By Henrique Caine
When the Mano River Union (MRU) was established in 1973 initially by President William R. Tolbert Jr. of Liberia and President Siaka P. Stevens of Sierra Leone, they were embarking on bold initiatives and visions to better integrate the socio-economic fabric of their respective countries through broad economic cooperation and trade.
They believed, and rightfully so, that the MRU could facilitate increased trade and investment in hopes of yielding major development dividends for their people. Liberia and Sierra Leone share so much in common culturally and historically, so the shared vision of the two Heads of State was no surprise.
Guinea’s then President Ahmed Sekou Touré later joined the Union in October 1980, not long after the death of his counterpart, President Tolbert, but those discussions and negotiations with Guinea had long commenced way before Tolbert was assassinated.
It made all the sense in the world to include Guinea. Ironically, the very Mano River for which the Union is named originates in Guinea and flows through the other two countries.
Not to mention that Guinea borders both Liberia and Sierra Leone and the constant level of daily trading and movements of people back and forth as well as the overlapping cultural, family and tribal linkages more than justified Guinea’s inclusion seven years later.
In 2008, after much of the civil wars of the 90s that ravaged Liberia and Sierra Leone, leading to a complete stalling of much of the MRU's early initiatives, the issue of cross-border security coordination and cooperation became paramount to the future of the Union, thus making it essential that Cote D’ivoire, which shares borders with Liberia and Guinea and experienced extensive movements of refugees across its borders during years of sub-regional conflicts, join the union and help to ensure peace, security and stability — which are the bedrock for economic growth anywhere.
Today, the four MRU countries — two English speaking and two French speaking — have a combined market potential of approximately 53 million people. More than enough to make a major economic impact on the African continent and the world.
Unfortunately, for much of the last two decades, the Union has struggled to regain its footing despite a history of early successful inroads. In its better days, it operated four technical training centers to build civil servant capacity in the areas of telecommunications, forestry, trade, and maritime affairs, among others.
It also provided scholarships for its nationals to pursue higher education intended for building the technical and professional capacity of its citizenry. The Mano River Bridge linking Liberia and Sierra Leone was constructed in 1976, duty-free trading was encouraged within the Union and a glass factory in Liberia was constructed.
The framework for economic integration has been ratified through several existing Protocols for many investment opportunities, but they remain mostly untapped.
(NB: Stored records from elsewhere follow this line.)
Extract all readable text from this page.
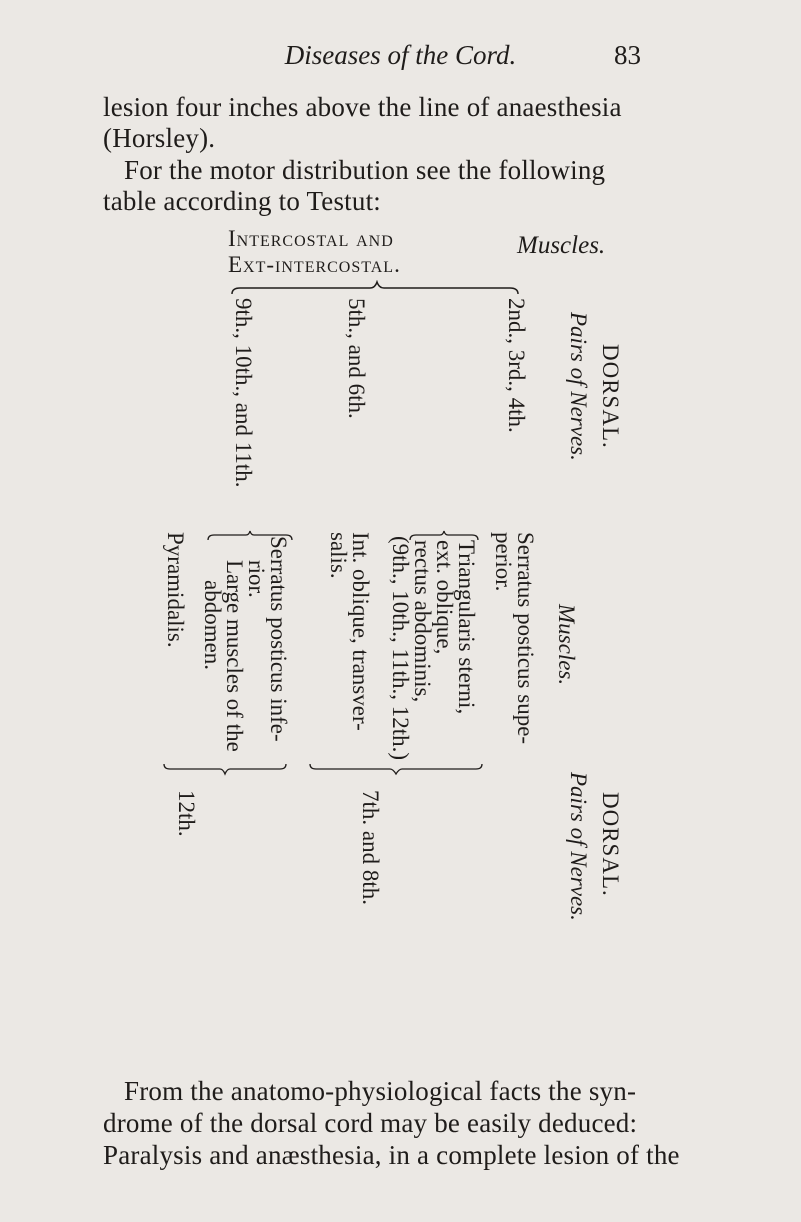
Diseases of the Cord.	83
lesion four inches above the line of anaesthesia
(Horsley).
For the motor distribution see the following
table according to Testut:
Intercostal and
Ext-intercostal.
Muscles.
DORSAL.
Pairs of Nerves.
2nd., 3rd., 4th.
5th., and 6th.
9th., 10th., and 11th.
Muscles.
Serratus posticus supe-
perior.
Triangularis sterni,
ext. oblique,
rectus abdominis,
(9th., 10th., 11th., 12th.)
Int. oblique, transver-
salis.
Serratus posticus infe-
rior.
Large muscles of the
abdomen.
Pyramidalis.
DORSAL.
Pairs of Nerves.
7th. and 8th.
12th.
From the anatomo-physiological facts the syn-
drome of the dorsal cord may be easily deduced:
Paralysis and anæsthesia, in a complete lesion of the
Fast forward to today, as the need to develop and export Iron Ore from the southeastern part of Guinea has now become essential for the viability of several mining projects that have stalled for many years, thereby creating renewed investment opportunities.
To the pleasure of many investors in the mining industry, the Governments of Liberia and Guinea signed a Bi-lateral Agreement in 2019 to allow for the transshipment of iron ore from Guinea through Liberia via the Yekepa to Buchanan Port and rail corridor.
This is an infrastructure that is currently being used by ArcelorMittal, one of the largest steel companies in the world that operates a mining concession in Liberia. With the subsequent ratification by the Legislative bodies of both countries of the 2019 Guinea-Liberia Bi-lateral Agreement, major investment mining projects including the Société des Mines de Fer de Guinée (SMFG) — operated by High Power Exploration (HPX), a U.S. mining company present in multiple countries, can more easily proceed with its project which is estimated at over US$2 billion with over US$600 million earmarked for Liberia infrastructure projects.
According to many analysts, both Liberia, and Guinea stand to gain when multiple mining projects worth billions of dollars are concurrently being implemented, assuming that both countries ensure that agreements they enter into with investors achieve those desired objectives.
In a recent press release from HPX and its Liberian subsidiary, the company commended the Liberian House of Representatives for voting to ratify the AML agreement and also allowing the rail and port corridor to remain open to other potential users as well as to allow for the expansion of the rail for the provision of passenger and freight services.
This realization would clearly be a dream come true for those long gone Presidents — Tolbert, Stevens and Toure who sat in the 70s, brainstorming ideas for economic integration between their countries.
At a State Dinner hosted by the current sitting Liberian President in honor of the Guinean delegation in 2019 to celebrate the Bi-lateral Agreement he signed with Guinea, President George M. Weah stated:
“The evacuation of Guinean ore through Liberia has been on the agenda and in discussion for many decades, because it makes economic and financial sense, trade and development sense, and social and political sense… In this regard, I am particularly encouraged that all the parties around the table are African institutions, which means that we can shape a solution that is uniquely positioned for our own environment. Within this context, I would once again therefore like to repeat that the railway corridor under discussion, presents to our Administrations the opportunity to deliver on a legacy that will not only be transformative for our nations, but will be pioneering within our continent, and of global strategic importance.”
Just like his predecessors who had that same vision decades ago, on this particular issue, President Weah was very correct in his remarks!